Free & Easy transferability of shares

Shares of a company limited by shares are transferable by a shareholder t any other person. The transfer is easy as compared to the transfer of interest in business run as a proprietary concern or a partnership. Filing and signing a share transfer form and handing over the buyer of the shares along with share certificate can easily transfer shares.

Limited Liability

Limited Liability means the status of being legally responsible only to a limited amount for debts of a company. Unlike proprietorships and partnerships, in a limited liability company the liability of the members in respect of the company’s debts is limited. In other words, the liability of the members of a company is limited only to the extent of the face value of shares taken up by them. Therefore, where a company is limited by shares, the liability of the members on a winding-up is limited to the amount unpaid on their shares.

Borrowing Capacity

A company enjoys better avenues for borrowing of funds. It can issue debentures, secured as well as unsecured and can also accept deposits from the public, etc. Even banking and financial institutions prefer to render large financial assistance to a company rather than partnership firms or proprietary concerns.

Dual Relationship

In the company form of organization it is possible for a company to make a valid and effective contract with any of its members. It is also possible for a person to be in control of a company and at the same time be in its employment. Thus, a person can at the same time be a shareholder, creditor, director and also an employee of the company.
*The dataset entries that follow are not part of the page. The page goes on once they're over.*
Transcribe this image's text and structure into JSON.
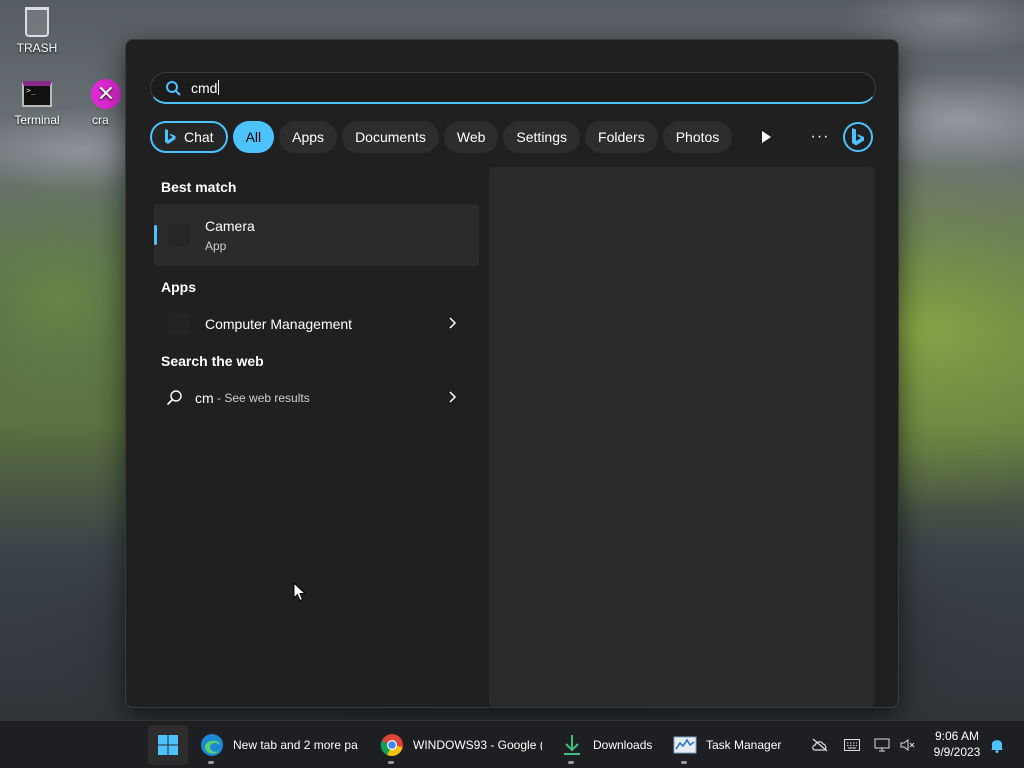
{
  "desktop": {
    "icons": [
      {
        "label": "TRASH"
      },
      {
        "label": "Terminal"
      },
      {
        "label": "cra"
      }
    ]
  },
  "search": {
    "query": "cmd",
    "icon": "search-icon"
  },
  "filters": {
    "chat_label": "Chat",
    "items": [
      "All",
      "Apps",
      "Documents",
      "Web",
      "Settings",
      "Folders",
      "Photos"
    ],
    "selected": "All",
    "accent_color": "#4cc2ff"
  },
  "toolbar": {
    "play_icon": "play-icon",
    "more_icon": "more-icon",
    "more_label": "···",
    "bing_icon": "bing-icon"
  },
  "results": {
    "best_match_heading": "Best match",
    "best_match": {
      "title": "Camera",
      "subtitle": "App"
    },
    "apps_heading": "Apps",
    "apps": [
      {
        "title": "Computer Management"
      }
    ],
    "web_heading": "Search the web",
    "web": {
      "query": "cm",
      "suffix": " - See web results"
    }
  },
  "taskbar": {
    "apps": [
      {
        "label": "New tab and 2 more pa",
        "icon": "edge-icon"
      },
      {
        "label": "WINDOWS93 - Google (",
        "icon": "chrome-icon"
      },
      {
        "label": "Downloads",
        "icon": "download-icon"
      },
      {
        "label": "Task Manager",
        "icon": "task-manager-icon"
      }
    ],
    "clock": {
      "time": "9:06 AM",
      "date": "9/9/2023"
    }
  }
}
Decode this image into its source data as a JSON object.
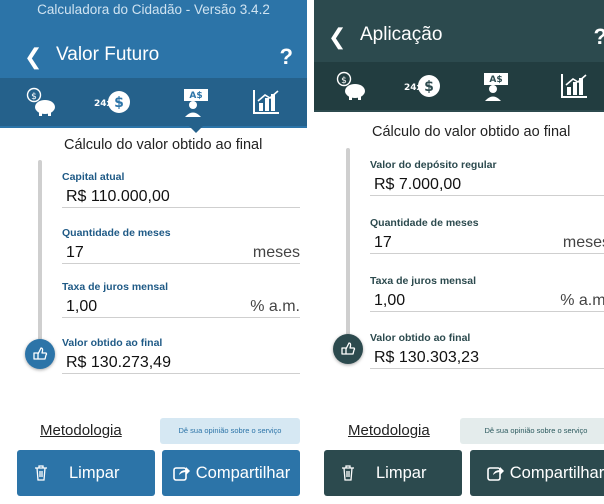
{
  "colors": {
    "left_primary": "#2c74a8",
    "left_tabbar": "#25618b",
    "right_primary": "#2c4a4e",
    "right_tabbar": "#223d40"
  },
  "left": {
    "window_title": "Calculadora do Cidadão - Versão 3.4.2",
    "back_icon": "chevron-left-icon",
    "screen_title": "Valor Futuro",
    "help_label": "?",
    "tabs": [
      {
        "icon": "piggy-bank-icon",
        "selected": false
      },
      {
        "icon": "24x-installments-icon",
        "selected": false
      },
      {
        "icon": "person-money-icon",
        "selected": true
      },
      {
        "icon": "bar-chart-icon",
        "selected": false
      }
    ],
    "content_title": "Cálculo do valor obtido ao final",
    "fields": [
      {
        "label": "Capital atual",
        "value": "R$ 110.000,00",
        "unit": ""
      },
      {
        "label": "Quantidade de meses",
        "value": "17",
        "unit": "meses"
      },
      {
        "label": "Taxa de juros mensal",
        "value": "1,00",
        "unit": "% a.m."
      },
      {
        "label": "Valor obtido ao final",
        "value": "R$ 130.273,49",
        "unit": ""
      }
    ],
    "methodology_link": "Metodologia",
    "opinion_button": "Dê sua opinião sobre o serviço",
    "clear_button": "Limpar",
    "share_button": "Compartilhar"
  },
  "right": {
    "back_icon": "chevron-left-icon",
    "screen_title": "Aplicação",
    "help_label": "?",
    "tabs": [
      {
        "icon": "piggy-bank-icon",
        "selected": false
      },
      {
        "icon": "24x-installments-icon",
        "selected": false
      },
      {
        "icon": "person-money-icon",
        "selected": true
      },
      {
        "icon": "bar-chart-icon",
        "selected": false
      }
    ],
    "content_title": "Cálculo do valor obtido ao final",
    "fields": [
      {
        "label": "Valor do depósito regular",
        "value": "R$ 7.000,00",
        "unit": ""
      },
      {
        "label": "Quantidade de meses",
        "value": "17",
        "unit": "meses"
      },
      {
        "label": "Taxa de juros mensal",
        "value": "1,00",
        "unit": "% a.m."
      },
      {
        "label": "Valor obtido ao final",
        "value": "R$ 130.303,23",
        "unit": ""
      }
    ],
    "methodology_link": "Metodologia",
    "opinion_button": "Dê sua opinião sobre o serviço",
    "clear_button": "Limpar",
    "share_button": "Compartilhar"
  }
}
Capacity to sue and be sued

To sue means to institute legal proceedings against or to bring a suit in a court of law. Just as one person can bring a legal action in his/her own name against another in that person’s name, a company being an independent legal entity can sue and also be sued in its own name.

Limitations

No valuation of investment:

Shares of a private company are not listed on stock ex­change. There are no regular dealings in these shares. A shareholder cannot, therefore, know the real value of his investment in a private company.

Lack of public confidence:

Public has little confidence in a private company because its affairs are unknown and it is not subject to strict control under the law.

Smaller resources:

A private company cannot have more than fifty members. Its credit standing is lower than that of a public company. Therefore, the financial and managerial resources of a private company are comparatively limited.

Poor protection to members:

A private company enjoys several exemptions from various provisions of the Companies Act. Minority members may suffer at the hands of the majority members. Dissatisfied members cannot cut off their connection with the company except at a loss.

Lack of transferability of shares:

There are restrictions on the transfer of shares in a private company. As a result a shareholder cannot leave a private company easily and quickly.